System Design
Bit.ly
Bit.ly is a URL shortener. This is a pretty common beginner systems question.
Steps for Designing
- Functional Requirements: What features must the system have to meet the needs of the user.
- Core Requirements:
- Users should be able to submit a long URL and receive a short one
- Users should be able to access the original URL from the short one (Forwarding)
- Non-Functional Requirements: Features that refer to how the system operates and provides the functional features.
- Short URLs should be unique
- The redirect delay should be minimal
- High availability (99.99% >)
- The system should scale to 1 billion URLs and 100M DAU (Daily Active Users)
Setup
Core Entities -- What Are They?
Core entities represent the primary objects in our system. These are derived from our requirements. Examples can include "URL", "User", "Transaction" and so on. They often map directly to database tables but can also represent more abstract concepts as well.
When Are Entities Tables in a Database?
In a relatoional database design, more core entities will have corresponding tables.

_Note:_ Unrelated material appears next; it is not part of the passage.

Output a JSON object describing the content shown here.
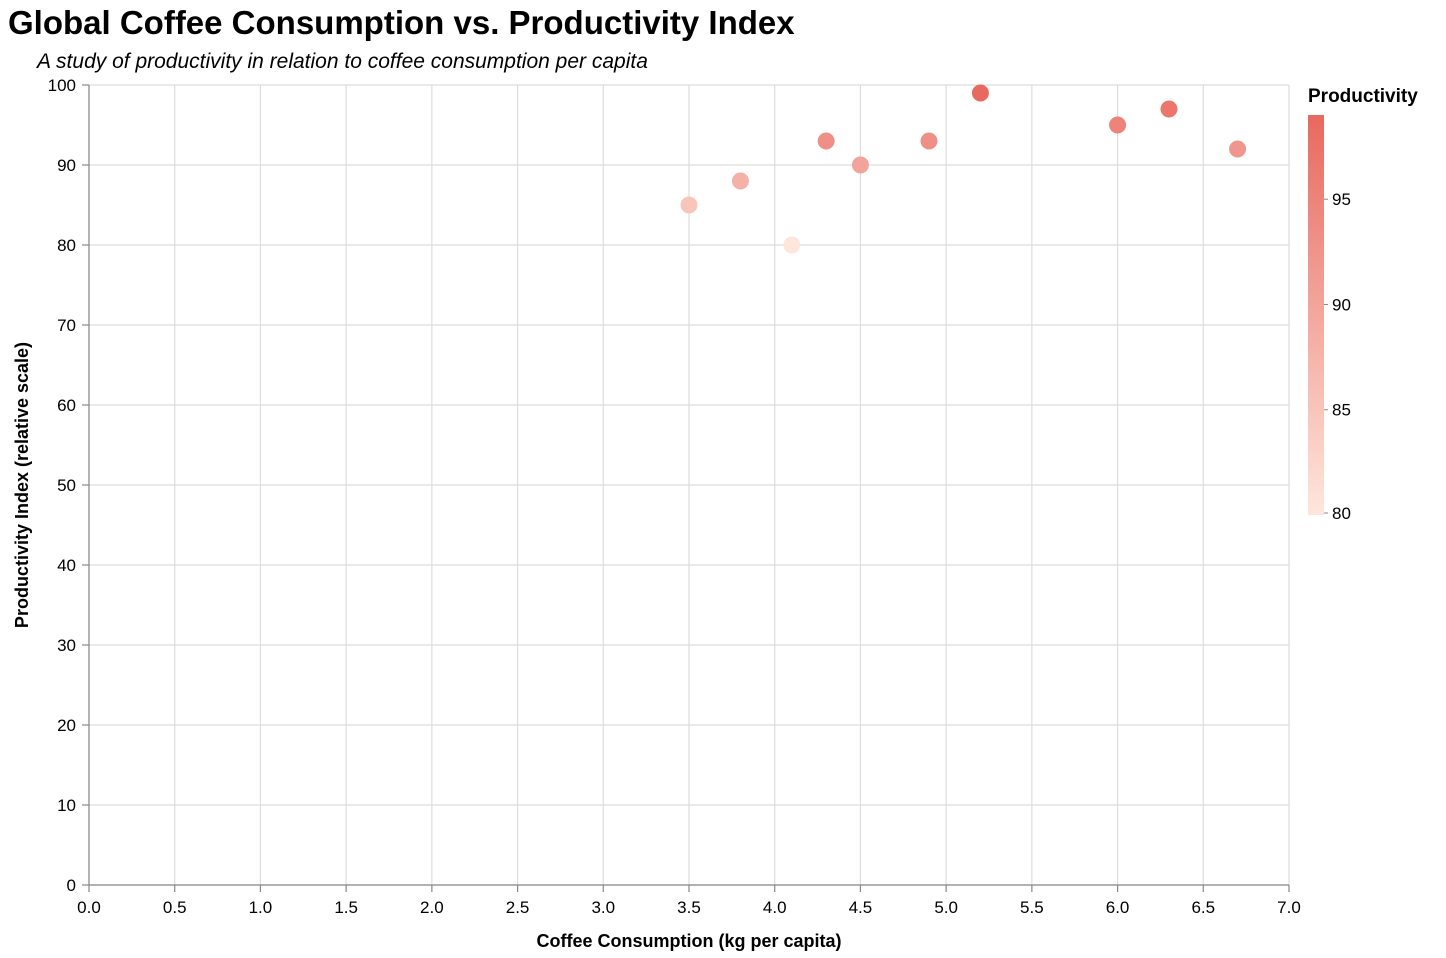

- Each table normally represents one entity (e.g, a "Users" table for the User entity) Some entities may not need direct table representation:
- Derived or computed entities (e.g, an aggregated click count)
- Temporary or in-memory entities used for processing only.
When Are They Not Tables?
- NoSQL Databases
- Microservices
- When Aggregating Data
The core entities for the Bit.ly URL shortener are:
- Original URL: The URL from the user
- Short URL: The shortened processes URL that is sent to the user and mapped to the original URL for forwarding
- User: The user who created the shortened URL
API
What Is It?
The API is the contract between the client and the server. How we move data from client to server and vice versa. There are many different types of APIs, but we will use REST and the HTTP methods.
(CRUD)
- POST: Create
- GET: Read
- PUT: Update
- DELETE: Delete
Now before the APIs are built, we should consider the services offered and create a separation of concerns. There are actually two services being offered, a URL shortener and a forwarding service. One is incredibly reliant on the other.
Shortening The URL POST Endpoint
This API endpoint will take in the long URL as well as a custom alias and expiration date.
// URL POST
{
"long_url": "https://example.com/some/long/ass/path",
"alias": "short_alias",
"exp_data": "optional_expiration_data"
}
->
{
"short_url": "http://short.ly/abc"
}
Redirection
//Redirect to original URL
GET /{short_code}
-> HTTP 302 Redirect to the original URL recieved from the user.
High-Level Design
We start the design by going one-by-one through our functional requirements and designing single systems to meet them.
URL Shortener (POST)
The URL shortener core requirement should take a POST request from the user, compute a shortened URL (optional alias), and then store the record in the database.
- User: Interacts with the system via an API enpoint
- Server: Receives and processes the request from the client or user and handles all the logic like shortening the URL and validating it to already created URLs.
- Database: Stores the map of short codes to long URLs, along with the aliases and expiration dates.
When the system recieves a POST request from the user:
- The server recieves and validates the URL:
- Use an opensource library to validate the the long URL
- Queery the database to see if the long URL is already being forwarded from (record already exists)
- If the URL is valid and is not already in our database we generate a short URL and store in our database:
- Finally, we can return the short URL to our user.
Acess Original URL Via Short URL (GET)
Users should be able to access the original URL from the shortened URL.
When the system recieves a GET request from the user with a shortened URL:
- The server will lookup the short URL and verify that there is a match and it has not expired.
- If the URL is valid and has not expired, the server will respond with a 302 redirect what will point to the original long URL.
Some Scalability and Deep Dives
URL Uniqueness
I would imaging that using a hashing function would work. Adding a hash feature to the URL entity could make chaining possible. Especially if we use SHA-256 for optimal number of hashes.
Column Name | Data Type |
---|---|
URL | VARCHAR(2048) |
shortURL | VARCHAR(255) |
hash | VARCHAR(64) |
created | TIMESTAMP |
expiration | TIMESTAMP |
createdBy | VARCHAR(255) |
The next entry would have to read the previous entry's hash then incoporate that into computing its hash. This would create a chain. We could also add an authentiction server that stores hashes in a hashmap that can be quickly searched for verification purposes.
Scale to 1B Shortened URLs and 100M DAU
Scaling can be done simply. We can have a separation of concerns from the URL shortener service and the forwarding service. We can assume that less links will be made than they will be searched since 1 user can shorten a link and any one can use it to get to the original URL.
Scaling horizontally will make it easier if we separate our services out to different servers and architecture.